INDEPENDENT  ·  NO CARRIER OWNS US  ·  READER-FUNDED
Methodology SAT · JUN 27, 2026

How we score insurance.

The Nerd Score is a single 0–100 number built from four weighted pillars. No proprietary black box — every weight is public and every input is sourced.

How we score

The Nerd Score, explained in four numbers.

Every carrier earns a single 0–100 score built from four weighted pillars. No pay-to-play. No affiliate gets a bump.
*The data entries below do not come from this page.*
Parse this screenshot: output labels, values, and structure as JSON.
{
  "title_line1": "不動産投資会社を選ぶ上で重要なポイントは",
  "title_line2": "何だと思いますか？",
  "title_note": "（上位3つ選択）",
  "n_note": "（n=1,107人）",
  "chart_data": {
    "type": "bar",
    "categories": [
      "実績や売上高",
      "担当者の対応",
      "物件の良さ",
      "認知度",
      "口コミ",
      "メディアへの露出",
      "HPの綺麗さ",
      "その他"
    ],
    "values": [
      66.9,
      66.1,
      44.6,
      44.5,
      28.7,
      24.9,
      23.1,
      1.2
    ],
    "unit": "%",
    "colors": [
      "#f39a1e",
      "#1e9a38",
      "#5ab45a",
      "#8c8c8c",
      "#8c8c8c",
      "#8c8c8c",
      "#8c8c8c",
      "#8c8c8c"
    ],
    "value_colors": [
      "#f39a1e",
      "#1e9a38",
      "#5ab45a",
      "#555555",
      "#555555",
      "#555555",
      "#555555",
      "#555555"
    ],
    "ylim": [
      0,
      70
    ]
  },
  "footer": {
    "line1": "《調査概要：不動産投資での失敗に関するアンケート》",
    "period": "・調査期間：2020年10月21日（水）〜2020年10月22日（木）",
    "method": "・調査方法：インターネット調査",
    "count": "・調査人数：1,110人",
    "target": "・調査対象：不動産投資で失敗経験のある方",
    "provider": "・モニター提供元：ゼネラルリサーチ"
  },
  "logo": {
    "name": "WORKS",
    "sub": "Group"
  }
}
The math is published.

01 / PRICE · 30%

Real quotes, real drivers

National average full-coverage rates from published 2026 rate studies — not the rosy "starting at" numbers carriers advertise.

02 / CLAIMS · 35%

What happens when it matters

Claims-satisfaction scores from the J.D. Power U.S. Auto Claims Study, weighted heaviest of all, alongside AM Best financial-strength ratings.

03 / COVERAGE · 20%

The fine print, read

We line up the endorsements each carrier offers — gap, accident forgiveness, new-car replacement and more — so a "cheap" policy with holes never out-scores real protection.

The four pillars

  • Price (30%) — National average full-coverage rates from published 2026 rate studies — not the rosy "starting at" numbers carriers advertise.
  • Claims (35%) — Claims-satisfaction scores from the J.D. Power U.S. Auto Claims Study, weighted heaviest of all, alongside AM Best financial-strength ratings.
  • Coverage (20%) — We line up the endorsements each carrier offers — gap, accident forgiveness, new-car replacement and more — so a "cheap" policy with holes never out-scores real protection.
  • Digital (15%) — App-store ratings and digital servicing tools, compared across iOS and Android — because filing a claim should not require a fax machine.

How we make money

The Insurance Nerd is reader-funded and editorially independent. No carrier pays for placement, and a carrier's Nerd Score never changes because of an affiliate relationship. When we do use affiliate links, they are disclosed and they do not influence rankings.

Editorial standards

We re-score the entire field as new rate and claims data lands. Every figure is sourced, corrections are made promptly and transparently, and we never publish invented numbers. If we can't stand behind a data point, it doesn't ship.

Where the numbers come from: carrier scores blend published third-party data — national average premiums from 2026 rate studies (NerdWallet, Insurance.com), claims-satisfaction scores from the J.D. Power U.S. Auto Claims Study, AM Best financial-strength ratings, and app-store ratings. Each carrier review lists its sources. Figures are national averages; your own rate and experience will vary by state and profile.